1380 Volodia (prov. designation: ) is a carbonaceous background asteroid from the outer region of the asteroid belt. It was discovered on 16 March 1936, by French astronomer Louis Boyer at the North African Algiers Observatory in Algeria. Five nights later, Volodia was independently discovered by Eugène Delporte at Uccle in Belgium. The dark D-type asteroid has a rotation period of 8 hours and measures approximately 22 km in diameter.
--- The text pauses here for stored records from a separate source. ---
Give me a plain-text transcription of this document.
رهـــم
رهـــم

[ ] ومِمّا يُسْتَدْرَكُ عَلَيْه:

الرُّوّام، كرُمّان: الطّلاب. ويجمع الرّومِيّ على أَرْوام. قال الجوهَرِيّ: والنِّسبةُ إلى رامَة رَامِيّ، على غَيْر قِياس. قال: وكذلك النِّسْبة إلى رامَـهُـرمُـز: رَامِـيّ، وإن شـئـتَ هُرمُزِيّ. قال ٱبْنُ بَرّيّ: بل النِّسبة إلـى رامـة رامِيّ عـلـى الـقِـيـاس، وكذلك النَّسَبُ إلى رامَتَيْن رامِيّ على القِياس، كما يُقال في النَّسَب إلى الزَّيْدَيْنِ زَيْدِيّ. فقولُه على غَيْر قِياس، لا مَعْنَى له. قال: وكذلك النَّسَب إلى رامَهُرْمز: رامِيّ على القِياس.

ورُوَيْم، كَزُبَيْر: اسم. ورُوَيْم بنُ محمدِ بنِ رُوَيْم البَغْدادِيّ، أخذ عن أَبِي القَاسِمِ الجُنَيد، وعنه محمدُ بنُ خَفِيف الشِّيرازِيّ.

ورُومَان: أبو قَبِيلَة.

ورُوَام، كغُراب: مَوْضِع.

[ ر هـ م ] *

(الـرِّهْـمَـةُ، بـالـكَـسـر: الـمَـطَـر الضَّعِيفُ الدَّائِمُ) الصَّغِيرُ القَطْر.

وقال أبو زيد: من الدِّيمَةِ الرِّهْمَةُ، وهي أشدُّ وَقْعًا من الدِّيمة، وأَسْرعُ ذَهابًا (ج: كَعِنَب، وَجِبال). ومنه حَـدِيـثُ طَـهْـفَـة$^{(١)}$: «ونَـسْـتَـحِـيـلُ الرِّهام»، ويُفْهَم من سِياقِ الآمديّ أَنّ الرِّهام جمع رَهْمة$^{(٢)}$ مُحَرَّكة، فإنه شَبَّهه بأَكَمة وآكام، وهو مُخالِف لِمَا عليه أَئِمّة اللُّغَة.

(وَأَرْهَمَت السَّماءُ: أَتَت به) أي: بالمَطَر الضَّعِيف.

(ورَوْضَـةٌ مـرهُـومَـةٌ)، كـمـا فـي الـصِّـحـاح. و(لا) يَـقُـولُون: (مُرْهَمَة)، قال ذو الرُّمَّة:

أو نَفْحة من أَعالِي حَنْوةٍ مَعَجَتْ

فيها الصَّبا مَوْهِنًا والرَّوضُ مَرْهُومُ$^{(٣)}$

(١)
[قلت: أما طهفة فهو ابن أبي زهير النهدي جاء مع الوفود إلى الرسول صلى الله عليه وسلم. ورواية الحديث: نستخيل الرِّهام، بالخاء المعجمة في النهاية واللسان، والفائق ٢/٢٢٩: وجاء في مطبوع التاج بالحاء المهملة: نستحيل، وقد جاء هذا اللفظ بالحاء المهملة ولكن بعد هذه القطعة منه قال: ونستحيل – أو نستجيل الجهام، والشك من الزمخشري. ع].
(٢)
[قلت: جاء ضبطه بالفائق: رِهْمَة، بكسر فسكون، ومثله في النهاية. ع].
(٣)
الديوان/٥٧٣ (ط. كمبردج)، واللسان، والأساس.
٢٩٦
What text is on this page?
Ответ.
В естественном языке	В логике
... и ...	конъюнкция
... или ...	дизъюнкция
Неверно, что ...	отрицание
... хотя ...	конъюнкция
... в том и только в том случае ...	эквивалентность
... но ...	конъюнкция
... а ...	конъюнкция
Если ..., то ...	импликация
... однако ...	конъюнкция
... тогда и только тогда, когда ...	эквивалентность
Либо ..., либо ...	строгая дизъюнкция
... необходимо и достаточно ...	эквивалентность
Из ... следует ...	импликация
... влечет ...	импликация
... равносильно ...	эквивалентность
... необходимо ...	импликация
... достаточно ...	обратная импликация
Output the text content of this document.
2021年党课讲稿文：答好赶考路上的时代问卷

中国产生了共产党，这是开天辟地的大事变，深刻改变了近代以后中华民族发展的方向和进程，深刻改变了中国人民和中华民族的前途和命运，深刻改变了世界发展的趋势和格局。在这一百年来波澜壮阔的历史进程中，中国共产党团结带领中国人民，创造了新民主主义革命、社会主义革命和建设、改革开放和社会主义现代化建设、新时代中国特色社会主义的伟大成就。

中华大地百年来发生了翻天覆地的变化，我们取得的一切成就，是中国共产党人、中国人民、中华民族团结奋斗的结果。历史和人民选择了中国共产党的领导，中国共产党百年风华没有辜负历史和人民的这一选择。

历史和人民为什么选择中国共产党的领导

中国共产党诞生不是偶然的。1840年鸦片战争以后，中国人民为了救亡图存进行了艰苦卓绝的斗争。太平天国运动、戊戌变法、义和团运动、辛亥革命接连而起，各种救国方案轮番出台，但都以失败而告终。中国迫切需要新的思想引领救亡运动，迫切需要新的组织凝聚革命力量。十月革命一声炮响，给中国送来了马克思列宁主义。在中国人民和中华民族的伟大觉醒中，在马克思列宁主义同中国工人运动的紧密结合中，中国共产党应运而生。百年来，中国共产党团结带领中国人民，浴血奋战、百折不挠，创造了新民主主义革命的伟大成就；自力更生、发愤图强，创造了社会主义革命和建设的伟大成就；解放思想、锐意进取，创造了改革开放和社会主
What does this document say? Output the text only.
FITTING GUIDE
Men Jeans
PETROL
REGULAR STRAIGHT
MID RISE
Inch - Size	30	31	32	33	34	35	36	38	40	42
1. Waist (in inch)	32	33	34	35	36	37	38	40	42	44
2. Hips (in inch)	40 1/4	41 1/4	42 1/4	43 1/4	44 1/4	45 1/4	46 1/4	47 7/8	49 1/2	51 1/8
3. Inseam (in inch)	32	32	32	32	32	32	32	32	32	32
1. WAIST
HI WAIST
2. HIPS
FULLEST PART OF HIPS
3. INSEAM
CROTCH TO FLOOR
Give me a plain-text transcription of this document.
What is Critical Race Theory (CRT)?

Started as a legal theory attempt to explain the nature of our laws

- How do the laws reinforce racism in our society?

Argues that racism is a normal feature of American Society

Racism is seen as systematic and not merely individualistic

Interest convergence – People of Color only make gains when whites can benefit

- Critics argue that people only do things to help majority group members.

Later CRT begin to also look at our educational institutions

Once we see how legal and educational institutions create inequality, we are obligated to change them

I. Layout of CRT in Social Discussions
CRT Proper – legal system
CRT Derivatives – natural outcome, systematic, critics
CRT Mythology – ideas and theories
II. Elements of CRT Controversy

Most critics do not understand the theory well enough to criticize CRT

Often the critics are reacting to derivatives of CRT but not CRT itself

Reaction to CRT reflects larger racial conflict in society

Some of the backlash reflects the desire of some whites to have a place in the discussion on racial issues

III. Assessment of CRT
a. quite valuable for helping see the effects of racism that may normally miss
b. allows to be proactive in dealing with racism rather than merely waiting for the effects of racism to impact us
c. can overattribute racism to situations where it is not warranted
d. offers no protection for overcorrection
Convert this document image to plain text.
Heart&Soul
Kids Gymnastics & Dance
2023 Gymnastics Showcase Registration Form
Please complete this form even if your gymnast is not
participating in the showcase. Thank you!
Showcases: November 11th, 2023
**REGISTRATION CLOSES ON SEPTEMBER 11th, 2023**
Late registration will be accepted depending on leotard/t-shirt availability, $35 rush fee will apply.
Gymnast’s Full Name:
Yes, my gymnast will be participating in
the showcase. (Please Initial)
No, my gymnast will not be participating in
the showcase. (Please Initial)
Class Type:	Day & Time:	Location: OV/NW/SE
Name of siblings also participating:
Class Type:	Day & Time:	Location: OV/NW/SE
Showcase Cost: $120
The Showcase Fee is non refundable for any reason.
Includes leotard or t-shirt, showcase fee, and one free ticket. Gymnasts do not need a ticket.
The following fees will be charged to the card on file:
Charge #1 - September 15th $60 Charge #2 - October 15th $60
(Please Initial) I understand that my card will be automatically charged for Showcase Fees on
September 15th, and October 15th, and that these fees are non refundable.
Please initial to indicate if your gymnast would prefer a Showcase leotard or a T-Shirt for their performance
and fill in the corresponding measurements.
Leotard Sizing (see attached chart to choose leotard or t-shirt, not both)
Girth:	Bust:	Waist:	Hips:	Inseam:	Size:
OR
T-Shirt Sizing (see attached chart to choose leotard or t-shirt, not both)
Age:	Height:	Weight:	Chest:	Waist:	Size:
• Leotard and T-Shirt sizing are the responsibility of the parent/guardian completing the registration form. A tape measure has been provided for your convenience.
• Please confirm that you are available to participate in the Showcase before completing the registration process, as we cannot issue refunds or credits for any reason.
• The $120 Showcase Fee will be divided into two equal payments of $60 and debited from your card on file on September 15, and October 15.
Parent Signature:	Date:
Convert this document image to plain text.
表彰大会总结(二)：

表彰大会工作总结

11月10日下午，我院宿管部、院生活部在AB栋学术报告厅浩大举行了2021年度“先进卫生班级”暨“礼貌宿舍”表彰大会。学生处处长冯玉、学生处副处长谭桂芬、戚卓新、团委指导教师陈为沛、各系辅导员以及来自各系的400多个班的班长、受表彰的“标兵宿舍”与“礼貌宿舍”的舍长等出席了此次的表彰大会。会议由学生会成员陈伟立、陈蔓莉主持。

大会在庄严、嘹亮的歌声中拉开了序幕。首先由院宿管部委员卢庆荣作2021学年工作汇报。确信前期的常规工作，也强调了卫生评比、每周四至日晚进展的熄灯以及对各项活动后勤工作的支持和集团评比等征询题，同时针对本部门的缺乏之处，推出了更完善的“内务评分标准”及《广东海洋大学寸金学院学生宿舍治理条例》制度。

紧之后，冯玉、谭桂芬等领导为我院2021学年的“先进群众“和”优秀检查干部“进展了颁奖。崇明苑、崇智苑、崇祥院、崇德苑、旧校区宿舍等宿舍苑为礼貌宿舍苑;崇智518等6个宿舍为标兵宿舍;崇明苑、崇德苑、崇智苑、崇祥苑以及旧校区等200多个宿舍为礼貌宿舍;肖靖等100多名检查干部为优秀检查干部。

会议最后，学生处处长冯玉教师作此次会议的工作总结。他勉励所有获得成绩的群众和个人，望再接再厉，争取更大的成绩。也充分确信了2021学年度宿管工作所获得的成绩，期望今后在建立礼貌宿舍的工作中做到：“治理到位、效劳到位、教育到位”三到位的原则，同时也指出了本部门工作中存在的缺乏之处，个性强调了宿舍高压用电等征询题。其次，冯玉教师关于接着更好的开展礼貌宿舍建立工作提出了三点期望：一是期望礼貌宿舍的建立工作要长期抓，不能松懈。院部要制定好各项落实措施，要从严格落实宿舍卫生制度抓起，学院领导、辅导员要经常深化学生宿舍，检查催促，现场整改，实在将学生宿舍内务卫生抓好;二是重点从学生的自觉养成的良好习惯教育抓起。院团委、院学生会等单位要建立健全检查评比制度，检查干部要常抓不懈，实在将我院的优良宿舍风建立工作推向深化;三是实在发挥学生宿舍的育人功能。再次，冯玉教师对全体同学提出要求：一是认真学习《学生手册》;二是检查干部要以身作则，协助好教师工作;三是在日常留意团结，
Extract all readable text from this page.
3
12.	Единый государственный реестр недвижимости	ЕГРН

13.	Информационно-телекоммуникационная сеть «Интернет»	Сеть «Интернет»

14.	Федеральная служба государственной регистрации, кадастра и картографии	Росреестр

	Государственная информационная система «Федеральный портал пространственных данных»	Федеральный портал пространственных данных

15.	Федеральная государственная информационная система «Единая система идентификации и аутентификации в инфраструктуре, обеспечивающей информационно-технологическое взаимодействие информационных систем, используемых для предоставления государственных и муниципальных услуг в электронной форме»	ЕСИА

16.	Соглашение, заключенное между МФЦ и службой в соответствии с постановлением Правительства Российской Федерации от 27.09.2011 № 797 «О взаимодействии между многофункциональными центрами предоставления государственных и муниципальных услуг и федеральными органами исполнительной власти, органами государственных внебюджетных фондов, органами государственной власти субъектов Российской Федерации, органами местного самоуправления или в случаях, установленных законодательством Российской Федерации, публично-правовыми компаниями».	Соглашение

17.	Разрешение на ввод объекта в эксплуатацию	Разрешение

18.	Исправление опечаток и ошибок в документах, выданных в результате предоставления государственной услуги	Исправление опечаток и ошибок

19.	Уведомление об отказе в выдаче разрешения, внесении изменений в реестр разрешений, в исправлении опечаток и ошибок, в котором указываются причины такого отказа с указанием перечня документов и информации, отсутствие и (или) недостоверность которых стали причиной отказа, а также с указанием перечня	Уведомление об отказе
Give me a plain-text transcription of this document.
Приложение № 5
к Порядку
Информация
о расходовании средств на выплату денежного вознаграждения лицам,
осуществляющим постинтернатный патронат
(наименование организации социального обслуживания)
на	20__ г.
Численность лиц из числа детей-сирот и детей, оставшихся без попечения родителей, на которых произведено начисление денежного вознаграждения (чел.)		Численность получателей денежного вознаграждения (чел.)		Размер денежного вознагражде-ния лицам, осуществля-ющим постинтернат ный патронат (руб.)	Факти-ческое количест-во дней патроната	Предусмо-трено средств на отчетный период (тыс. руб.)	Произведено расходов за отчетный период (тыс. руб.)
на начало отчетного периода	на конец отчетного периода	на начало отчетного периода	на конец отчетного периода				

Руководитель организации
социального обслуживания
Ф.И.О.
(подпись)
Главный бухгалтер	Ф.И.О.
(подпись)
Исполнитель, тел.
== Orbit and classification ==

This C-type asteroid orbits the Sun at a distance of 2.8–3.5 AU once every 5 years and 7 months (2,045 days). Its orbit has an eccentricity of 0.10 and an inclination of 10° with respect to the ecliptic. Volodias observation arc begins with its official discovery at Johannesburg, as no precoveries were taken, and no prior identifications were made.

== Naming ==

This minor planet is named for Russian Vladimir Vesselovsky (born 1936), who was born on the night of the asteroid's discovery. "Volodia" is the diminutive of "Vladimir". In 1955, its naming citation was first published by Paul Herget in The Names of the Minor Planets (H 125).

== Physical characteristics ==

In the SDSS-based taxonomy, Volodia is a dark D-type asteroid, which is common in the outer main-belt and among the Jupiter trojan population.

=== Rotation period ===

In April 2008, a fragmentary light-curve of Volodia was obtained from photometric observations by astronomer Eric Barbotin. Light-curve analysis gave a tentative rotation period of 8 hours with a change in brightness of 0.15 magnitude (U=1+).

=== Diameter and albedo ===

According to the survey carried out by NASA's Wide-field Infrared Survey Explorer with its subsequent NEOWISE mission, Volodia measures between 21.76 and 23.27 kilometers in diameter, and its surface has an albedo between 0.074 and 0.090. The Collaborative Asteroid Lightcurve Link assumes an albedo of 0.058 and calculates a diameter of 24.09 kilometers based on an absolute magnitude of 11.8.